Ali, na foto amarela, ainda vejo ela. Um pedaço do passado, aquele achado que pensava ter perdido. Como dói aquela foto no álbum desconjuntado. Será que lembraria quem era ela, ou de se perfume. Este cheiro de mofo, do passado semi-enterrado impede recordar o momento em que- ou onde- conhecera a moça do retrato. Junto, no álbum, reminiscências da existência. Fotos de senhores sisudos, mulheres de cabelo escuro, primeira comunhão. A imagem amarelecida esta como meus amigos idos transcorridos, vizinhos desaparecidos. A vista nos meus olhos se definha, as figuras borradas, serão recompostas nas impressões imprecisas das mesmas deduções que queremos reencontrar.
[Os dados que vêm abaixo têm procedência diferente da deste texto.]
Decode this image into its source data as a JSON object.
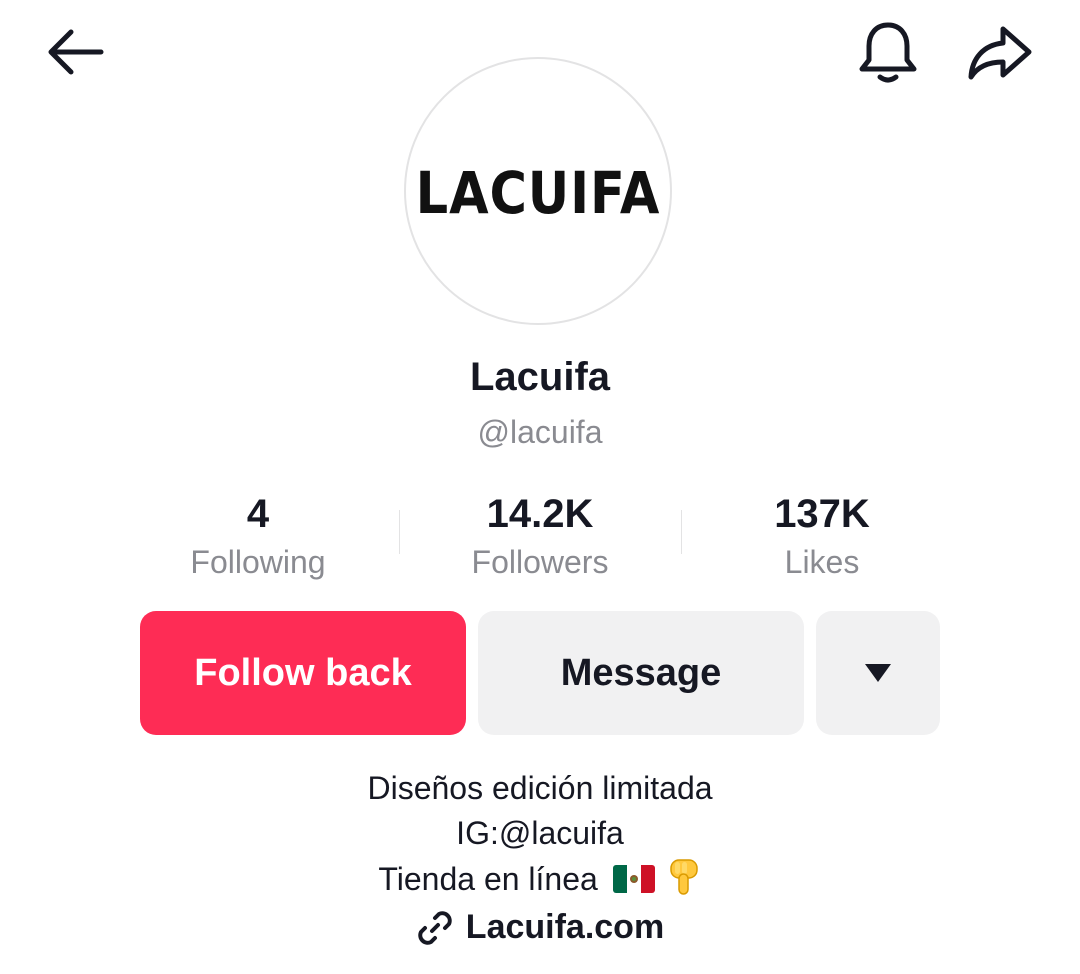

Sinto as lembranças revividas pelos sentidos que não mentem, só desmentem. Passo meus dedos finos, descarnados no retrato, sentindo as recordações perdidas, sejam Amélias, Fernandos, Sérgios ou Dagobertos, ficantes que pararam pelo caminho. Uns desistiram – outros resistiram aos embates, como caniços que vergam, mas não quebram as hastes. Eu , meus senhores , fui planta pequenina , adubada, carvalho forte e rijo, caniço sem medo ou dor. Hoje, um tanto esmolambado, fica junto destes velhos álbuns desconjuntados procurando com meu tato, estas doces ausências.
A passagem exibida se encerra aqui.